Womit wir bei Andreas Scheuer (CSU) wären, oder: Wer den Murks hat, braucht für die Rücktrittsforderungen nicht zu sorgen. Scheuer, der Verkehrsminister, erweist sich nicht nur als Schönredner, sondern auch als Schönrechner. Nach Darstellung der Grünen hat er versucht, die Kosten für seinen Ausländer-Pkw-Maut-Pfusch am Parlament vorbei kleinzurechnen. Weil im Haushalt nur zwei Milliarden eingeplant waren, Scheuers Mautflause aber drei Milliarden gekostet hätte, stellte man im Verkehrsministerium Rechenspiele an: Die dritte Milliarde wurde so lange hin- und hergeschoben, bis sie sich zwar nicht in Wohlgefallen, aber doch in luftige „variable“ Kosten aufgelöst hatte, die keine Haushaltsdeckung mehr benötigt hätten. Genial! Schade eigentlich, dass der Europäische Gerichtshof dieser finanzakrobatischen Nummer von Oberjongleur Andi ein jähes Ende bereitete.

Sie haben es in letzter Zeit wahrscheinlich öfters gehört, das neueste Mantra der erneuerbaren Mobilität: „Dem Wasserstoff gehört die Zukunft“, in seiner Form als Brennstoffzelle.

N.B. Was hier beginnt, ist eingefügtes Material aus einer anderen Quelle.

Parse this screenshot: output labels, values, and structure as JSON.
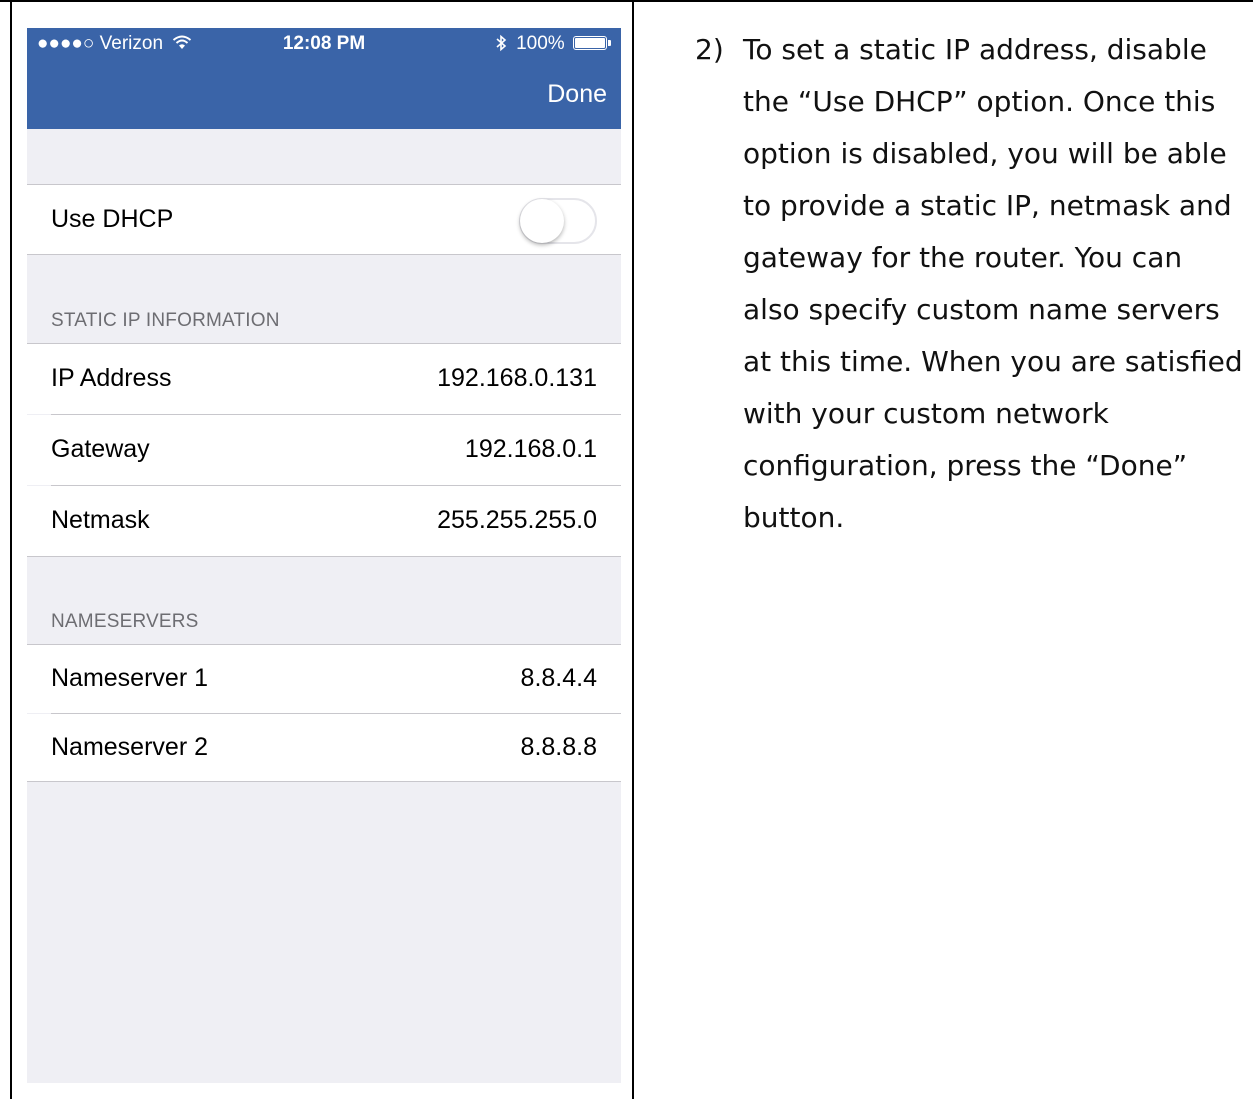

Armer Wasserstoff! Der hört das jetzt schon seit 1983. Damals nämlich entwickelten HDW und Siemens eine Brennstoffzelle aus Wasserstoff. Die funktionierte prima und ist seit 1988 in Betrieb. In deutschen U-Booten. Sonst noch irgendwelche Fragen zur Verkehrswende?